You can still enjoy the scenic beaches, the quaint towns and the jutting headlands where grand forests reach down to the ocean. It’s the Oregon Coast, after all. But if you want to get your shred on, head inland a bit. Whiskey Run is custom-built for a range of riding skills and thrills, weaving through the unique coastal landscape just minutes from the Pacific Ocean.
It’s not hard to find; you can come off Highway 101 onto Beaver Hill Rd and access the system at the upper trailhead or turn east on Whiskey Run Road from Seven Devils Road, between Bandon and Charleston on the Oregon Coast Bike Route, for access from the lower parking lot.
Once you’ve parked, got your bearings and mounted up, the Whiskey Run trails provide a nice, tight network of loops that allows you to sneak away from friends or family at the beach for a quick ride – or you can spend all day exploring all the options, coming back for seconds on your favorite drops.
Here’s a quick survey course of the existing trails – this will give you a sense of the system, and then you can freelance, explore and craft your own adventure.
Start at the lower trailhead off Whiskey Run Road, climbing up Dirty Dishes and Hollerback to catch the upper loop of Sour Mash and White Lightning.
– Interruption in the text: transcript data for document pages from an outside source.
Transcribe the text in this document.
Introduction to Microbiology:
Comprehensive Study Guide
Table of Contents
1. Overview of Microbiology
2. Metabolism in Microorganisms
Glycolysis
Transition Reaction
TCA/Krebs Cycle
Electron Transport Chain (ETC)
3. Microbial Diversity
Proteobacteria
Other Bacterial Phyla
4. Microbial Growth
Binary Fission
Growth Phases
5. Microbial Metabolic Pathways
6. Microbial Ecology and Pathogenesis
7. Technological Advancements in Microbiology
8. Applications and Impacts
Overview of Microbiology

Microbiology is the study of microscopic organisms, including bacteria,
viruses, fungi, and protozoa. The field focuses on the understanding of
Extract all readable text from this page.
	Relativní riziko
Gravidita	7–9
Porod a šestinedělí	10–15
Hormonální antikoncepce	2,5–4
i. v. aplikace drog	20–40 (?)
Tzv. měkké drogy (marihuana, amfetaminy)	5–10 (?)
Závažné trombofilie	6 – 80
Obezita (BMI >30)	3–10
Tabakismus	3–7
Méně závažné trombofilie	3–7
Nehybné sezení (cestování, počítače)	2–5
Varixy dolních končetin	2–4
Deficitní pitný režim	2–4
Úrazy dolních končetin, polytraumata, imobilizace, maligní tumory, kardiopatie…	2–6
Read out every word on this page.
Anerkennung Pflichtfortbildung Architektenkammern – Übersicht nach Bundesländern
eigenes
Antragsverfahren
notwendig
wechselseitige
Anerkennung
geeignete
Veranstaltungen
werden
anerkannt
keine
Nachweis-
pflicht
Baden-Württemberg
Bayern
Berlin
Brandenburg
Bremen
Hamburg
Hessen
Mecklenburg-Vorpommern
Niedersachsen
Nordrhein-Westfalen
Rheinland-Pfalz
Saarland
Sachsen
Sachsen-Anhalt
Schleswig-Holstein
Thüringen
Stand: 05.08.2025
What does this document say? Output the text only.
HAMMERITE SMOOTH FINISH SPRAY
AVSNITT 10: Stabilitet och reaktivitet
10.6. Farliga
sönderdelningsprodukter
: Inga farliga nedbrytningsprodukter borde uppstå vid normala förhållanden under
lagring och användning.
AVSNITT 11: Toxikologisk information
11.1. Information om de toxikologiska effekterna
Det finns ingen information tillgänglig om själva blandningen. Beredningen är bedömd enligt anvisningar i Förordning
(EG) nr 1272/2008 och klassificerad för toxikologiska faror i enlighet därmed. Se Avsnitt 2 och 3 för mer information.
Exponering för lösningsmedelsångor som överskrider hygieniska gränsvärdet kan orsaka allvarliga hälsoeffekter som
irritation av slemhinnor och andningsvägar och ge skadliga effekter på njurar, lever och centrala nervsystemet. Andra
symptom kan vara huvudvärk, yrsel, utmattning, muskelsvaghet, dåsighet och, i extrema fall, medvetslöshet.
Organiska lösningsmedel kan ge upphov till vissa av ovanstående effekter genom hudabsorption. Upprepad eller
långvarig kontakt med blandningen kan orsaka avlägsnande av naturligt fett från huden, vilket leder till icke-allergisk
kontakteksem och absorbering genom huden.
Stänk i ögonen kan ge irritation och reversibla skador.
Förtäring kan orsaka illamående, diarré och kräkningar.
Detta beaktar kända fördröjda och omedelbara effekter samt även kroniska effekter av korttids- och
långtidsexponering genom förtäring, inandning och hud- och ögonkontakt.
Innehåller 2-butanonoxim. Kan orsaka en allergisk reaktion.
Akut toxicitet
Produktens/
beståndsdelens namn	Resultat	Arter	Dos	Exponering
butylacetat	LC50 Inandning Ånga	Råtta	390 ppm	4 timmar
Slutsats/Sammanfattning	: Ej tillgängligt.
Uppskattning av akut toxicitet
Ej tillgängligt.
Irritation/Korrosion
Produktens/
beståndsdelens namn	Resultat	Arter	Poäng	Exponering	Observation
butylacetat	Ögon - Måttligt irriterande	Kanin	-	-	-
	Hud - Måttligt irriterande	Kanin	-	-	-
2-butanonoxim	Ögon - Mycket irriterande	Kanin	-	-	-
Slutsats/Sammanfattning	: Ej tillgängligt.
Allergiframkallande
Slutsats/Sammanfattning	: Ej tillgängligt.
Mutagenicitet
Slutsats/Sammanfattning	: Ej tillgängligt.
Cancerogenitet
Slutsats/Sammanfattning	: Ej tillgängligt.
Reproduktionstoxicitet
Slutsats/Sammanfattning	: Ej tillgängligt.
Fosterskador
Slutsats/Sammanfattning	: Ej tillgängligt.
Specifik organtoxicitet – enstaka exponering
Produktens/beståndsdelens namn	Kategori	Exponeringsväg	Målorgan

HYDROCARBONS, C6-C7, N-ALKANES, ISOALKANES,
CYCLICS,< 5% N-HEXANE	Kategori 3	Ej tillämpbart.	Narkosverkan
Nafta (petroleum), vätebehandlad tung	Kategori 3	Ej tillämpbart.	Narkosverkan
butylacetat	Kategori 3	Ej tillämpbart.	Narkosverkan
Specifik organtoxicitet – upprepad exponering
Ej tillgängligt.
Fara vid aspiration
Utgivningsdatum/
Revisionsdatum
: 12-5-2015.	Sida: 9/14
Then groove on the bermy, swooping descent that flows down Bootlegger, Captain Blacklock and Sir Lance-a-lot.
Jump on a forest road for an efficient climb back to the top, where you can drop into Hollerback, Well Shot and Dirty Dishes, shooting through the thick, dark forest and likely letting out some involuntary whoops. Once you’re back at the lower trailhead, head across the road to the trails there, where you can make multiple loops of the berms and jumps until you’re a puddle of exhausted elation.
If you’ve got kids, or a group that’s not into a lot of climbing, Whiskey Run is nicely set up for a quick shuttle. From the access off Beaver Hill Road at the top of the system, a fun option is to roll down the green-rated Hollerback and Dirty Dishes to the lower trailhead, where everyone can pile back into the vehicle and head up for another lap.
Be sure to check the trail map on-site when you arrive, because new trails are already being planned – you might find something new, and maybe even better.
It rarely snows here, but this is the Coast Range – you’re going to get plenty of rain in the winter and spring. Late spring through early fall is the best riding window, but if there are a couple days of dry weather, even in January or February, you might be able to enjoy some peak trail conditions even in the off-season.